Tandaseru – Provinsi Maluku Utara resmi memiliki Doktor Ilmu Gizi murni (spesifikasi gizi olahraga) pertama. Prestasi membanggakan ini diraih Dr. Fahmi Abdul Hamid, SKM, M.Si, yang baru saja menyelesaikan studi doktoralnya di Fakultas Kedokteran dan Ilmu Gizi IPB University dengan predikat Sangat Memuaskan.

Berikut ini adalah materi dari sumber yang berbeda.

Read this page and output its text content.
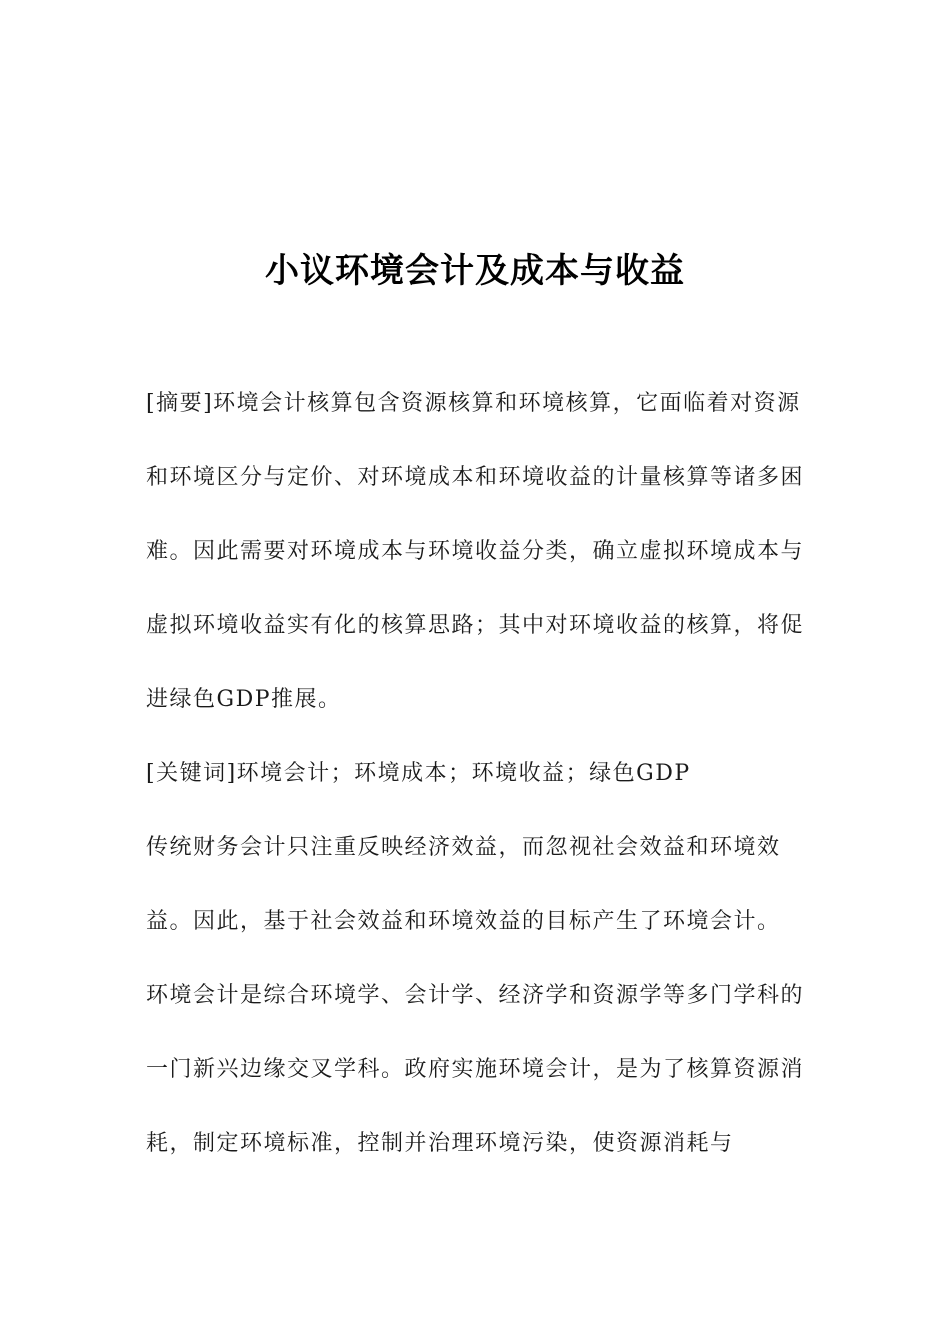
小议环境会计及成本与收益

[摘要]环境会计核算包含资源核算和环境核算，它面临着对资源和环境区分与定价、对环境成本和环境收益的计量核算等诸多困难。因此需要对环境成本与环境收益分类，确立虚拟环境成本与虚拟环境收益实有化的核算思路；其中对环境收益的核算，将促进绿色GDP推展。

[关键词]环境会计；环境成本；环境收益；绿色GDP

传统财务会计只注重反映经济效益，而忽视社会效益和环境效益。因此，基于社会效益和环境效益的目标产生了环境会计。

环境会计是综合环境学、会计学、经济学和资源学等多门学科的一门新兴边缘交叉学科。政府实施环境会计，是为了核算资源消耗，制定环境标准，控制并治理环境污染，使资源消耗与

Dosen Jurusan Gizi Poltekkes Kemenkes Ternate ini berhasil mempertahankan disertasinya yang berjudul “Efikasi Kudapan (Bakso) Berbahan Ikan Terhadap Status Gizi dan Kebugaran Anak Sekolah Sepak Bola”. Riset tersebut menyoroti pentingnya spesialisasi gizi olahraga, sebuah bidang yang masih sangat langka namun krusial bagi pengembangan atlet.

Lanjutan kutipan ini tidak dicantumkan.